「ワタシの青空 西遊記異聞」(2021.10.14)

FESTA松本3本目は「ワタシの青空 西遊記異聞」
会場は地元マスコミさんが建てられた商業施設やアートスペースなどが混在する信毎メディアガーデン。
会場の雰囲気もガラリと変わり、そして上演された作品がさらに突き抜けたものでした。
舞台はキャバレーのステージを思わせる空間で、ドラムとピアノが置かれ、ミラーボールが回り、出演者がトロンボーンやサックス、ヴァイオリンを演奏し、歌い踊るミュージカル仕立て。
「妖怪がいて危険だから」と昼間は学校以外家から出ず、夜になったら街を散歩する少女が出会った猿は孫悟空で、どうやら青空を食べた妖怪を追っているという、もう何が何やらの物語。
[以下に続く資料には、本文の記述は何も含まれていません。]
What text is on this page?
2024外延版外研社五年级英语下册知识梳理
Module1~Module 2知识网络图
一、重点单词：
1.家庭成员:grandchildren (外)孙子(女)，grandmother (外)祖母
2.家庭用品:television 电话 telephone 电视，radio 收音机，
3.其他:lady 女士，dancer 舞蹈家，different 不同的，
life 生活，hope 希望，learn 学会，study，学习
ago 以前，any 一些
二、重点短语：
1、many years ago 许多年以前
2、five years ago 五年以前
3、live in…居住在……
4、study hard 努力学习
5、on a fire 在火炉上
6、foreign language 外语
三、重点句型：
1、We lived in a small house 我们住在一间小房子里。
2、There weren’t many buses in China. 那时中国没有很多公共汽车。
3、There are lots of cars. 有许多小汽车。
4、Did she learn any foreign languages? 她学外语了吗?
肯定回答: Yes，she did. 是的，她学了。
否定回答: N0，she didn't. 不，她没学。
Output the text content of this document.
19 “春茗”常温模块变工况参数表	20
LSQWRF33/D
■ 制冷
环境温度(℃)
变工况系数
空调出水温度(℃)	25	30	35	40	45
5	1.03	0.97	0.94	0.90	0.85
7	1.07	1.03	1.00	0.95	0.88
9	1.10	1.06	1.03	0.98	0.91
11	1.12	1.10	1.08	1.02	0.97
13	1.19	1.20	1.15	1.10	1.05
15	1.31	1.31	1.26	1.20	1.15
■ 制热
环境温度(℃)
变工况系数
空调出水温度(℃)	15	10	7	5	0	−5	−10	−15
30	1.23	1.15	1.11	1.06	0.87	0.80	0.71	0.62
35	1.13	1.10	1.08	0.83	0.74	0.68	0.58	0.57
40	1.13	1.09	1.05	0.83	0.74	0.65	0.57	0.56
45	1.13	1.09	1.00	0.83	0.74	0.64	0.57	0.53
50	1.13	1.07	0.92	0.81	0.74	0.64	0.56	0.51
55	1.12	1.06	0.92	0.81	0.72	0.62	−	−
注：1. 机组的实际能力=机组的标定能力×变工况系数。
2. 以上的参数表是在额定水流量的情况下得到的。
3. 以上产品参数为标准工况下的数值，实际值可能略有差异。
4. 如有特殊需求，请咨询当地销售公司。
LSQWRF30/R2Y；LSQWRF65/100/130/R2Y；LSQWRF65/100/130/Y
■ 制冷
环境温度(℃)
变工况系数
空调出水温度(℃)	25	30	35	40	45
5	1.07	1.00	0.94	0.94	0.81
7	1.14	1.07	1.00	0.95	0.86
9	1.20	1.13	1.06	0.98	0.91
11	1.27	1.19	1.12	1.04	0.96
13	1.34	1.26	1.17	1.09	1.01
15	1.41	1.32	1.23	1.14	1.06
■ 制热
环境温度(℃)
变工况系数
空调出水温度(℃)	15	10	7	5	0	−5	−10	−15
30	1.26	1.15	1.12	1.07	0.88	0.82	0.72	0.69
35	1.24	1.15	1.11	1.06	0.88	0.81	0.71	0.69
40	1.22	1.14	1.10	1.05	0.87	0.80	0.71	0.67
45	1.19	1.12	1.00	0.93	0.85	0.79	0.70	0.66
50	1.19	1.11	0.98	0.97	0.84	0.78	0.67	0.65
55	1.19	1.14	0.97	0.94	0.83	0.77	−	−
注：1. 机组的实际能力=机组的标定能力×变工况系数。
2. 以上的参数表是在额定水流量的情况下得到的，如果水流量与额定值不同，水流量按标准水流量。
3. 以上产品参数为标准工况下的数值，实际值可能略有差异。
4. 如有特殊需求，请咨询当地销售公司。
そんな中で響く台詞の断片断片がまるで詩のようで、ストーリーを追うことよりも、言葉の切れ端と魅力的な舞台構成と出演者と音楽に身を委ねる観劇体験でした。ああ、アングラ万歳。
印象的だったのはラスト前のカバンのシーン。
女性ダンサー3人組のなかで、少し控えめだった印象の加賀さんが細川さんとこのシーンを務めたのですが、小さなカバンに青空を閉じ込めて、いつでも見られる加賀さんと、大きなカバンに鍵をいっぱいかけて閉じ込めた細川さん。
今と、先と、後ろの時間軸。物語だけでなく、観客一人一人の記憶や隠しているものを突っつかれるような感覚でしたよ。
おそらく観劇ごとに気付いたり引っかかったりする箇所が違うんだろうなー。もう一回観たい!と心から思う作品でした。アングラ万歳!